I am trying to create an end-to-end pipeline ( I am new to it … ), and trying to use dvc as well.
I have create 5 script corresponding to each phase
- 1st Feature engineering
- train-test data splite
- 2nd Feature engineering
- Model training
I could do 'dvc run bla bla bla ’ for each program file. and I could reproduce the result.
However if I would like to re-run the “WHOLE” pipeline after I have twitched something, is there any “best practice” or recommendation or guide line (e.g. use shell script to wrap up all ‘dvc run’ commands and run it ? use dvc run -d xx.data -d yy.data … -d fe1.py -d fe2.py -d main.py …, to run a very bulky command to make a dvc file ? ) ?
and. … do creating separate script for each phase a good idea to manage the pipeline ?

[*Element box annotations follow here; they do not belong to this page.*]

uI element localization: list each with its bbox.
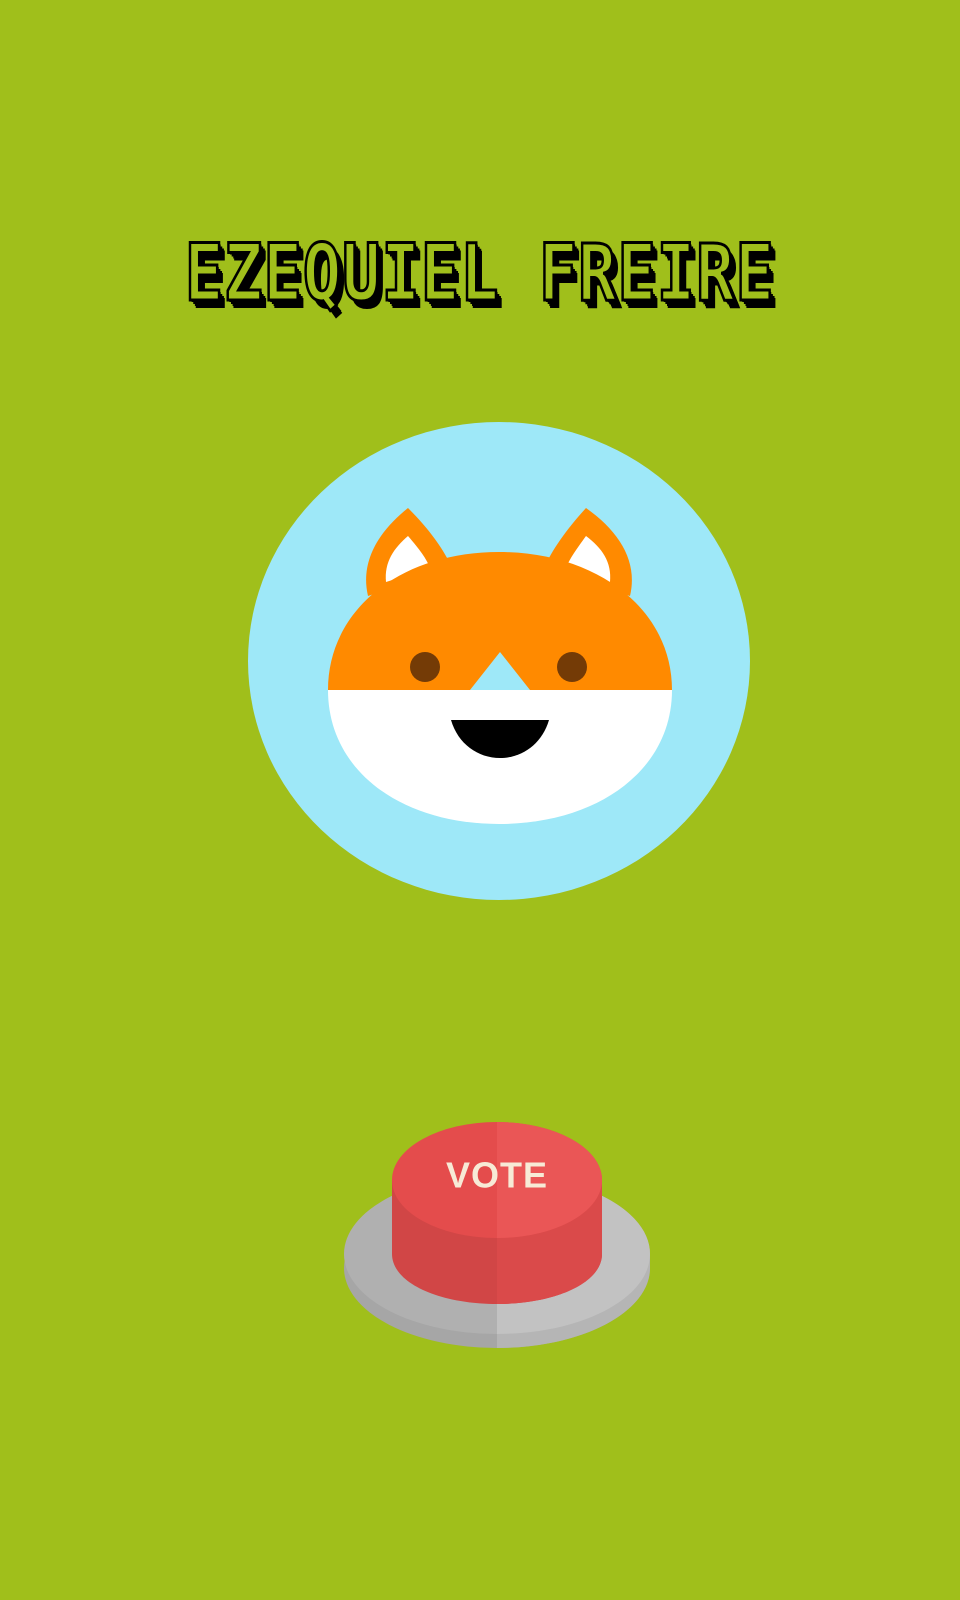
vote-button[interactable]: VOTE <box>340 1118 654 1370</box>
avatar-circle <box>248 422 750 900</box>
fox-left-eye <box>410 652 440 682</box>
fox-face-icon <box>248 422 750 900</box>
header: EZEQUIEL FREIRE <box>0 229 960 332</box>
page-title: EZEQUIEL FREIRE <box>184 229 776 319</box>
fox-avatar <box>248 422 750 900</box>
vote-button-label: VOTE <box>446 1155 548 1196</box>
fox-right-eye <box>557 652 587 682</box>
vote-button-graphic: VOTE <box>344 1122 650 1348</box>
vote-screen: EZEQUIEL FREIRE VOTE <box>0 0 960 1600</box>
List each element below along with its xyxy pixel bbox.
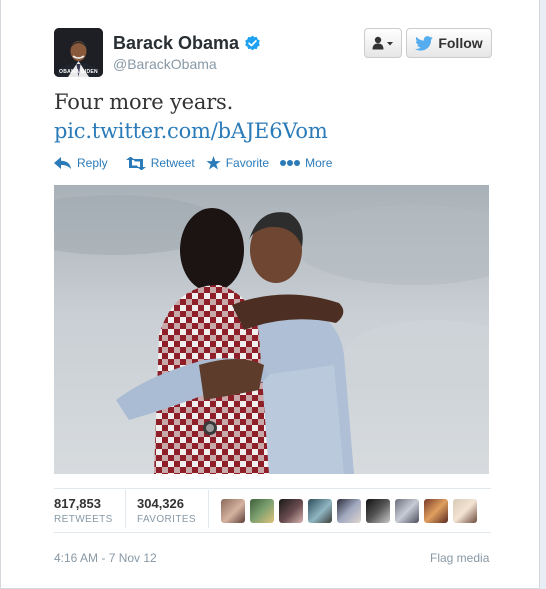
retweet-action[interactable]: Retweet [125,156,195,170]
favoriter-avatar[interactable] [453,499,477,523]
favorites-count: 304,326 [137,496,184,511]
tweet-card: OBAMA BIDEN Barack Obama @BarackObama Fo… [0,0,540,589]
favorites-label: FAVORITES [137,514,196,525]
display-name[interactable]: Barack Obama [113,33,239,54]
reply-label: Reply [77,156,108,170]
tweet-timestamp[interactable]: 4:16 AM - 7 Nov 12 [54,551,157,565]
user-handle[interactable]: @BarackObama [113,56,217,72]
verified-badge-icon [245,35,260,51]
embrace-photo [54,185,489,474]
tweet-photo[interactable] [54,185,489,474]
favoriter-avatar[interactable] [279,499,303,523]
tweet-actions: Reply Retweet Favorite More [54,156,343,170]
star-icon [206,156,221,170]
stats-top-divider [54,488,491,489]
twitter-bird-icon [415,35,434,51]
stats-separator [208,490,209,528]
user-dropdown-icon [372,36,393,50]
tweet-text: Four more years. [54,90,234,114]
favoriters-avatars [221,499,482,523]
stats-separator [125,490,126,528]
follow-button[interactable]: Follow [406,28,492,58]
avatar[interactable]: OBAMA BIDEN [54,28,103,77]
favoriter-avatar[interactable] [250,499,274,523]
favoriter-avatar[interactable] [308,499,332,523]
retweet-icon [125,156,146,170]
favoriter-avatar[interactable] [424,499,448,523]
flag-media-link[interactable]: Flag media [430,551,489,565]
favoriter-avatar[interactable] [221,499,245,523]
stats-bottom-divider [54,532,491,533]
reply-icon [54,156,71,169]
retweet-label: Retweet [150,156,195,170]
favorite-action[interactable]: Favorite [206,156,269,170]
name-row: Barack Obama [113,33,261,54]
user-actions-button[interactable] [364,28,402,58]
retweets-count: 817,853 [54,496,101,511]
more-action[interactable]: More [280,156,332,170]
more-dots-icon [280,160,301,166]
retweets-label: RETWEETS [54,514,113,525]
favoriter-avatar[interactable] [337,499,361,523]
tweet-media-link[interactable]: pic.twitter.com/bAJE6Vom [54,119,328,143]
favorites-stat[interactable]: 304,326 FAVORITES [137,496,196,525]
favoriter-avatar[interactable] [366,499,390,523]
reply-action[interactable]: Reply [54,156,108,170]
favorite-label: Favorite [225,156,270,170]
avatar-caption: OBAMA BIDEN [59,69,98,75]
more-label: More [305,156,333,170]
follow-label: Follow [438,35,483,51]
retweets-stat[interactable]: 817,853 RETWEETS [54,496,113,525]
favoriter-avatar[interactable] [395,499,419,523]
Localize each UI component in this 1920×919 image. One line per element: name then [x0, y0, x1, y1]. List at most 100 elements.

Looking forward for answer ! Many thanks !
Hi @solomonleung !
So your pipeline consists of only 5 stages(i.e. 5
dvc runs), right?
dvc repro 5.dvc would look through all of the dependency stages(1.dvc … 4.dvc) and reproduce anything that has changed, effectively re-running the whole pipeline. You can also force re-running by adding a
--force flag to
dvc repro command. We also have
-P|--all-pipelines option for
dvc repro that will reproduce all pipelines present in your project. Please feel free to correct me, if I didn’t get your scenario right
Yes, it is a recommended way of organizing your pipeline, so each
dvc run has its own script to run that is corresponding to the action(e.g. preprocess, train, etc).
If I have created a “config.py” and “util.py” scripts and every phrase of my script reference to it.
- do I need to declare dependency with config.py and util.py for each dvc run ?
- If I make changes on util.py (e.g. add a new class which be used in final phase … ) would the whole pipeline re-run … ?
Looking forward to your reply
HI @kupruser ,
Thanks again :)
And got some question again …
if I accidentally run “dvc run” in a wrong place … (e.g. /data), the .dvc file will created at the path where I have run “dvc run”, what would happen if I have the dvc file to another location (e.g. / ) ? will it break the pipeline ?
My pipeline is still improving … and the output -o and dependency -d of some stages would change … ( e.g. change from .csv to .pk1 , or add new output in some stages ) , when that happen, can the dvc file be modify ? or I need to re-create the whole pipeline ? :( , or there is a way to remove some stages in pipeline ?